Union-affiliated pension funds are likely to continue to play an active role in mergers. Two types of pension fund activism can be distinguished: shareholder activism and social activism.7
The term shareholder activism refers to activities that improve corporate governance and ultimately increase the value of companies. Social activism concerns questions that are often of a political nature, such as health benefits for employees or divestment of investments in certain countries. The value of social activism can be questionable in purely financial terms, but there is no doubt that shareholder activism benefits all investors, including merger arbitrageurs, no matter whether it is done by a union or by any other shareholder.
Outside of the United States, it is less common for unions to take on the role of a provider of capital. Instead, they are more likely to be an obstacle to the successful completion of a merger. One extreme example is the failed $2.5 billion takeover of Cooper Tire & Rubber Company by Apollo Tyres for $35/share announced in June 2013. Cooper operated a joint venture in China, Cooper Chengshan Tire, in cooperation with a local partner, Chengshan Group. Cooper owned 65 percent of the joint venture, Chengshan Group 35 percent. Following news of the takeover, Chengshan Group seized control of the joint venture and prohibited Cooper employees from entering the premises. Moreover, Chengshan refused to provide Cooper with crucial financial data that Cooper needed in order to prepare its financial statements. Without current financial statements lenders (Morgan Stanley, Deutsche Bank, Goldman Sachs and Standard Chartered Bank) would not be willing to provide financing for the transaction. Even Cooper's auditor refused to certify the financial statements.
Employees at the joint venture went on strike, with unions arguing that the takeover would subject the joint venture to substantial operational risk.

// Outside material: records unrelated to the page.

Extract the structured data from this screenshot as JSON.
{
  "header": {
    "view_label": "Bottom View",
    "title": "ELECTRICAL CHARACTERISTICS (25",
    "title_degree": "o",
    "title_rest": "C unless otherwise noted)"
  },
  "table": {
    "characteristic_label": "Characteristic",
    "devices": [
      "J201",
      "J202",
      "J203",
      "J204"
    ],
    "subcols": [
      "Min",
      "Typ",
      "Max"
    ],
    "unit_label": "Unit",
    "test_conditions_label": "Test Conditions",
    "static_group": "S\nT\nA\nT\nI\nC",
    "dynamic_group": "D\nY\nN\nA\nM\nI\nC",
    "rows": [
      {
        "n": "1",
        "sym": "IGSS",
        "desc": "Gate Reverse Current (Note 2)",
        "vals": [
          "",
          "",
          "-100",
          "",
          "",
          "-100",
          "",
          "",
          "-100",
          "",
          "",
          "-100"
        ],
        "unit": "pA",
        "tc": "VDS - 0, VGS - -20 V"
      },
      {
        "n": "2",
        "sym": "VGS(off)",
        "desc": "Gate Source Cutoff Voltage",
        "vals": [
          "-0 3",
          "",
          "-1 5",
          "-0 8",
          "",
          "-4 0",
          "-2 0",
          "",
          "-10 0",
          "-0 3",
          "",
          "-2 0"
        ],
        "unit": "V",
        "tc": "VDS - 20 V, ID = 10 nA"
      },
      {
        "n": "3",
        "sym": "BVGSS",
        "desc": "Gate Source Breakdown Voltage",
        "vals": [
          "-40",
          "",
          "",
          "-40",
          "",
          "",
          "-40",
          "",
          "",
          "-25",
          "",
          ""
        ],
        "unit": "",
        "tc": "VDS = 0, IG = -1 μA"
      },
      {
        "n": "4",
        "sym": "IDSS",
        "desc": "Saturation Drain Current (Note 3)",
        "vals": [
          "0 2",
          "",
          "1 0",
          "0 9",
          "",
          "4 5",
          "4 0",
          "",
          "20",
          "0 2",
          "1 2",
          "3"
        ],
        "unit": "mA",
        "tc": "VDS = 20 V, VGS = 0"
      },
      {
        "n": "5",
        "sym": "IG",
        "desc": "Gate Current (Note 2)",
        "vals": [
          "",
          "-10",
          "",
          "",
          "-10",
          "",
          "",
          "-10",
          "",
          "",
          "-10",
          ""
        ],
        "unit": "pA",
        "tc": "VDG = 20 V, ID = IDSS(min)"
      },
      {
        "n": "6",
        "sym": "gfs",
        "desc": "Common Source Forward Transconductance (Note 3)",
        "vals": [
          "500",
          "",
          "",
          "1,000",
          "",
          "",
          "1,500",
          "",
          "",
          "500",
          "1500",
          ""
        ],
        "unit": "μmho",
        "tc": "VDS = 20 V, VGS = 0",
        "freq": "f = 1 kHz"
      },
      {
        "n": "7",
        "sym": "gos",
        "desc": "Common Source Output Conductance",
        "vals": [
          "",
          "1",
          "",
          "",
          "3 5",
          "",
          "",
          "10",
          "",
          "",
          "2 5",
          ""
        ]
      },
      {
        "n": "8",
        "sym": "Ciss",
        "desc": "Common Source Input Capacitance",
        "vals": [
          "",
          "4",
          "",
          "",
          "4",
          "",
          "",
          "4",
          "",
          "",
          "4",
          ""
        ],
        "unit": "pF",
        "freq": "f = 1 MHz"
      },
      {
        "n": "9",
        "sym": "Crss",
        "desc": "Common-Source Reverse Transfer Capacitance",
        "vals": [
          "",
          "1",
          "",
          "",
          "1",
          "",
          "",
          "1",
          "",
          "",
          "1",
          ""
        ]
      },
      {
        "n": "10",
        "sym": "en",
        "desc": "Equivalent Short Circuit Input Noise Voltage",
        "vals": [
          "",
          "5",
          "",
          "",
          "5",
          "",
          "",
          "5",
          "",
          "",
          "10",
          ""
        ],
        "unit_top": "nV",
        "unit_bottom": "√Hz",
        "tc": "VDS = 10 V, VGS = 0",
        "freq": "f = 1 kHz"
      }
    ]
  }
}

It even took out an advertisement in the Wall Street Journal questioning, “Who can guarantee the success of integration between Chinese culture and Indian culture?”
Simultaneously, on the other side of the Pacific, USW seized the opportunity of the merger to reach a new wage agreement that would have cost Apollo $1.50 to $2 per share. It even obtained an arbitration ruling that due to the change in ownership the union had cause to renegotiate.
In reaction to these two developments, Apollo tried to negotiate a price reduction with Cooper. Instead of making concessions, Cooper sued Apollo in Delaware to compel it to close the merger. During the trial, it emerged that Chengshan Group had also expressed a desire to acquire Cooper and had even bid $38 per share but was rebuffed as its financing sources were considered less reliable than those of Apollo. Witnesses also claimed that middle managers at the joint venture had threatened workers they would lose their jobs if they did not participate in the strike.
Cooper lost the lawsuit in Delaware and was unable to force a closing of the merger. On December 30, 2013, the takeover was terminated.